34

11K 1.2K 79
                                    

"Udah cantik gitu, masih aja cemberut? Gak jadi aja gimana?"

Gue duduk di sebelah Kak Jano dengan raut muka yang masih bad mood. Kalau bukan karena ditungguin seharian sama cowok itu, gue sekarang lebih memilih tidur. Sebenarnya Kak Jano enggak ada maksa buat dateng, tapi gue gak enak aja soalnya dia tadi beneran nungguin gue tidur —yang sebenarnya enggak tidur, sampai jam makan siang. Udah gitu gue kelupaan kalau Kak Jano juga belum makan.

Akhirnya waktu ditanyain lagi mau tetep di stay di hotel atau ikut dia, gue jawab buat ikut.
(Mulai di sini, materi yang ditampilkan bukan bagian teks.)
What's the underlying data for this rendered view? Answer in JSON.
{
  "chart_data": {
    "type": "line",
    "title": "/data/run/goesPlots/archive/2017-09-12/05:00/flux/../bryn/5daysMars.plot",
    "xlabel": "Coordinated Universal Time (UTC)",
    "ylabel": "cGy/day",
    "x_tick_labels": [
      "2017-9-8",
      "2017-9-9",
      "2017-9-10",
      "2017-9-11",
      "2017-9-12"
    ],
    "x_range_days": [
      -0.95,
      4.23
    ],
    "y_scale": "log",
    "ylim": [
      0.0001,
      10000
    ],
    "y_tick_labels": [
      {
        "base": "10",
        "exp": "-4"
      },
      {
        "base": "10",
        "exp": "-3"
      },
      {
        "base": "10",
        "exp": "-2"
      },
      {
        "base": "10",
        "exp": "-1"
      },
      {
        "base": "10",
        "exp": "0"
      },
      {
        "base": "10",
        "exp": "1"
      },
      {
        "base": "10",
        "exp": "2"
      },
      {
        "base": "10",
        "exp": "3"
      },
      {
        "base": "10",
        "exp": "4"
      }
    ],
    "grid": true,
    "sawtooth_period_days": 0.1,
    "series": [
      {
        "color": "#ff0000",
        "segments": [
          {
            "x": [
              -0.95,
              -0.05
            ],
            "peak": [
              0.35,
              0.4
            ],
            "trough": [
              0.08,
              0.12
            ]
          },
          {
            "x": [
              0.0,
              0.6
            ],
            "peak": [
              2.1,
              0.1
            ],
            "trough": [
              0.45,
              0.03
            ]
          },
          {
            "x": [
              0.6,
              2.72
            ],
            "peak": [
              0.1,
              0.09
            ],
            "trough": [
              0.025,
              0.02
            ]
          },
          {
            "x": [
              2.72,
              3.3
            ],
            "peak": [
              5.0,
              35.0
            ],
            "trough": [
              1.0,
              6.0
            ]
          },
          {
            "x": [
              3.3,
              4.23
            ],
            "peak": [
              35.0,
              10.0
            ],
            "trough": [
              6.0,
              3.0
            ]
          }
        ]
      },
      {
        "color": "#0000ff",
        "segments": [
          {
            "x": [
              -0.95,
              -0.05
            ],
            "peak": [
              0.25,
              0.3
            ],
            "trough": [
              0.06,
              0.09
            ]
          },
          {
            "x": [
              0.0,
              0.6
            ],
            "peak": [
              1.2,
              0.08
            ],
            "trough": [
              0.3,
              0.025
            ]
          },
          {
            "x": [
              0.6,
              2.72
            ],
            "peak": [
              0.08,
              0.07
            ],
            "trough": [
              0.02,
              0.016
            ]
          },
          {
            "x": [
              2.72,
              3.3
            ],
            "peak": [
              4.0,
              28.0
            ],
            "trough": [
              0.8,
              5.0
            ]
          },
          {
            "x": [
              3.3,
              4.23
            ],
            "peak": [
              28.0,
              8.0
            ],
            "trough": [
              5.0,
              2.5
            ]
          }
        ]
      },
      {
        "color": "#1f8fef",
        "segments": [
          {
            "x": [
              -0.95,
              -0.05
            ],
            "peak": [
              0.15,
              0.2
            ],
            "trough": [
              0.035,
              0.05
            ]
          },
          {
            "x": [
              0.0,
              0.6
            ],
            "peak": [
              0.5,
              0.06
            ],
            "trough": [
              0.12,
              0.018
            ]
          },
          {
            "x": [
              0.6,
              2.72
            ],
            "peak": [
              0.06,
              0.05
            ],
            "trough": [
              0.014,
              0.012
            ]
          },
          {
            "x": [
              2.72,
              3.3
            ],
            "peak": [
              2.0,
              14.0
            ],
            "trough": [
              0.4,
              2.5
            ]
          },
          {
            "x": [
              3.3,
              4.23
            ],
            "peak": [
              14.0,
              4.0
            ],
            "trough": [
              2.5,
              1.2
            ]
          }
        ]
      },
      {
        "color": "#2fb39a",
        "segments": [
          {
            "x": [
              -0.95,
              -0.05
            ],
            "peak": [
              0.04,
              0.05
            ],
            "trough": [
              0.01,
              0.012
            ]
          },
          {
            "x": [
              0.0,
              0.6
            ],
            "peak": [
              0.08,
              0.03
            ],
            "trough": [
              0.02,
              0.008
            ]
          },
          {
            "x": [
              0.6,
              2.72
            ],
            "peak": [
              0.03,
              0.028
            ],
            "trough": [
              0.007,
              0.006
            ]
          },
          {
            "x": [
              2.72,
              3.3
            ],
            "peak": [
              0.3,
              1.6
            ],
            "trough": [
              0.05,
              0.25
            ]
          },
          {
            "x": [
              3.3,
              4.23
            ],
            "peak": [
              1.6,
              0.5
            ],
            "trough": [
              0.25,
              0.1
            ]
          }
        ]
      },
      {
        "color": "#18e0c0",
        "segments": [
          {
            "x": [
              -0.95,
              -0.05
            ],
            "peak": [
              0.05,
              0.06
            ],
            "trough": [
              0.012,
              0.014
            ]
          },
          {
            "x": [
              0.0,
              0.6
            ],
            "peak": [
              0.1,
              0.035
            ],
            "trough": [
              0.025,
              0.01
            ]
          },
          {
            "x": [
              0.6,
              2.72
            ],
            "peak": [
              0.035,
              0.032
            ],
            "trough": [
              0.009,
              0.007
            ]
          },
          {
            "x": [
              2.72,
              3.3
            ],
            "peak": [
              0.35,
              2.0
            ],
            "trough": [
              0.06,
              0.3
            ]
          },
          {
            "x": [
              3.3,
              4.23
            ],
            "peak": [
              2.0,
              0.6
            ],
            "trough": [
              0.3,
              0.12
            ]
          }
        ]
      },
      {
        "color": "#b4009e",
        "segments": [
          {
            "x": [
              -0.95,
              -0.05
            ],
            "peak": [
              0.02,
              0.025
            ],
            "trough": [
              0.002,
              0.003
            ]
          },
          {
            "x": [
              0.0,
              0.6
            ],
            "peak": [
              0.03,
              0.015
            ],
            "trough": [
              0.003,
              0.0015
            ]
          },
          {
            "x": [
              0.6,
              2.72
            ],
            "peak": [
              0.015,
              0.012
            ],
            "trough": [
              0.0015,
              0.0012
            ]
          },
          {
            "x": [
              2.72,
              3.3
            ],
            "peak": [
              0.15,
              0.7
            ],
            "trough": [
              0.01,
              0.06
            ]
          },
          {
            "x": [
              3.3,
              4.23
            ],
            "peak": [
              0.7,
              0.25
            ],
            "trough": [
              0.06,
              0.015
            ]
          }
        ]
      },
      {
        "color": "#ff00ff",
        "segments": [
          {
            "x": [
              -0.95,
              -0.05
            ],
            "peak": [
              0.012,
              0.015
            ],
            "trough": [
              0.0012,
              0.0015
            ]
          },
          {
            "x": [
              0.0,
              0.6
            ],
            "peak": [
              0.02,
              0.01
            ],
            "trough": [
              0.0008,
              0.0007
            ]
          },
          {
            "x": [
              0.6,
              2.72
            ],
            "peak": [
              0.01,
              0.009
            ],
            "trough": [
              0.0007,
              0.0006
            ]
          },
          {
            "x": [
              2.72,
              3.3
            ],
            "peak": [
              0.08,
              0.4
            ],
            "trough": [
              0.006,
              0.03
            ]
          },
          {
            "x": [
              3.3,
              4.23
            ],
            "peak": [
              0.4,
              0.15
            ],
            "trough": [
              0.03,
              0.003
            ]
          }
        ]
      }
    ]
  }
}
Lucu juga, Kak Jano dateng guenya enggak. Ya meskipun sebenernya gue bisa bodo amat. Toh meskipun gue enggak di sana, Kak Jano tetep bisa menyesuainkan diri.  Soalnya mode bunglon dia cepet banget berubahnya.

"Refa udah dateng? Tadi Shania sama Sandy udah dateng duluan." Tante gue menyapa sekaligus memberi informasi.

Little did I know, dua kakak gue itu jarang keliatan kalau enggak dalam acara besar seperti. Selain itu, mereka gak pernah keliatan, bahkan gue aja gak tau mereka sibuk ngapain.

"Kakak kamu?"

"Iya, jarang banget mereka kelihatan. Mereka cuma muncul kalau acara kayak gini doang. Di acara kumpul keluarga juga enggak pernah dateng."

Baru juga gue bicarain, dari arah kanan Shania kakak gue yang nomor satu berjalan mendekat dengan suaminya. Tatapannya selalu tegas, sejak dulu memang begitu. Gue memang enggak deket sedari kecil sama Shania, soalnya dia galak. Beda sama Sandy yang suka main sama gue sewaktu kecil.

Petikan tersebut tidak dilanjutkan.